NEW YORK (GenomeWeb News) - BioNanomatrix and Complete Genomics said yesterday that they have formed a joint venture that will share an $8.8 million grant from the US National Institute of Standards and Technology to develop technology that will be able to sequence a human genome in eight hours for less than $100.
The five-year matching grant was awarded under NIST's Advanced Technology Program. The companies estimate the total project cost to be around $17.8 million, and said they plan to provide the additional funds to complete the project.
The proposed sequencing platform will use Complete Genomics’ sequencing chemistry and BioNanomatrix’ nanofluidic technology. The companies said they plan to adapt DNA sequencing chemistry with “linearized nanoscale DNA imaging”to create a system that can read DNA sequences longer than 100,000 bases quickly and with accuracy “exceeding the current industry standard.”

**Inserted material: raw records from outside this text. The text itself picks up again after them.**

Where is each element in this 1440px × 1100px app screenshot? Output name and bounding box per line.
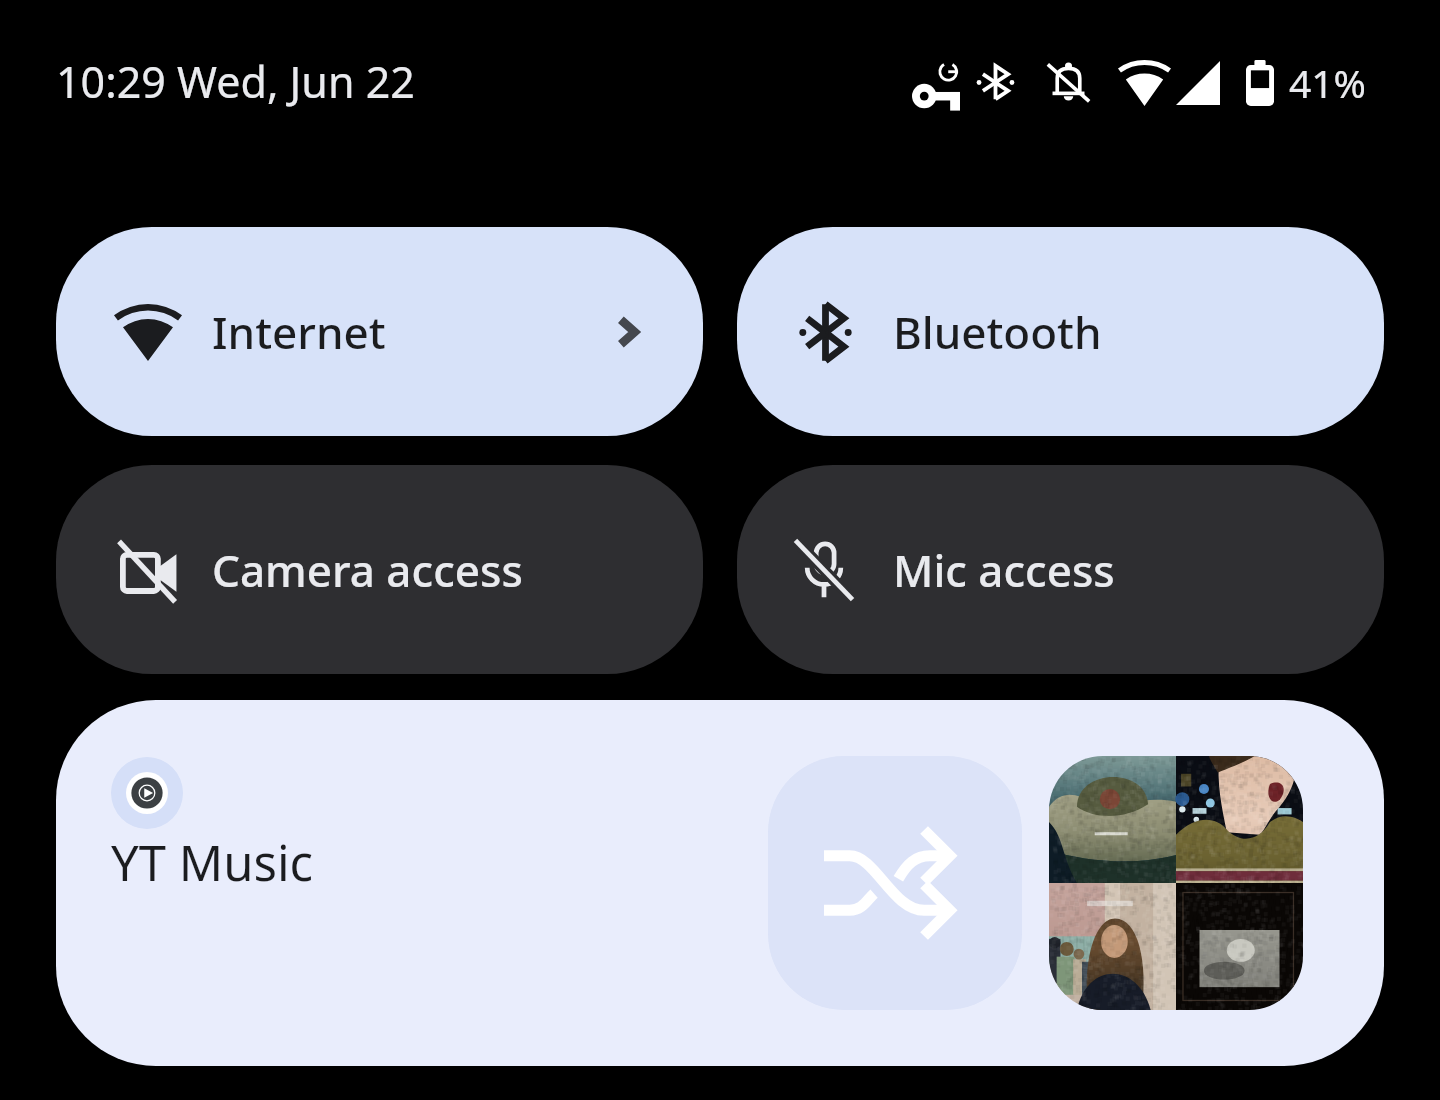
staticText: 41% — [1289, 56, 1367, 109]
button[interactable]: Recent albums — [1049, 756, 1303, 1010]
staticText: YT Music — [111, 829, 314, 896]
staticText: 10:29 Wed, Jun 22 — [56, 52, 415, 111]
staticText: Internet — [212, 302, 386, 362]
button[interactable]: Shuffle — [768, 756, 1022, 1010]
staticText: Mic access — [893, 540, 1115, 600]
staticText: Bluetooth — [893, 302, 1102, 362]
staticText: Camera access — [212, 540, 523, 600]
button[interactable]: Mic access — [737, 465, 1384, 674]
button[interactable]: Internet — [56, 227, 703, 436]
button[interactable]: Camera access — [56, 465, 703, 674]
button[interactable]: Bluetooth — [737, 227, 1384, 436]
button[interactable]: YT Music — [56, 700, 1384, 1066]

Next-generation sequencing technologies have lowered the cost of sequencing the three billion base pairs in the human genome to around $100,000, and the companies noted in a statement that there have been recent “advances that promise to reduce this cost significantly in the coming years, down to as little as $1,000 per individual.”
However, they noted, “no one has previously targeted a price point that would make it possible to sequence everyone's genome."
Earlier this week, BioNanomatrix said that it had received a $200,000 grant from the National Cancer Institute to develop a nanofluidics technology for cell fractionation in partnership with Princeton University.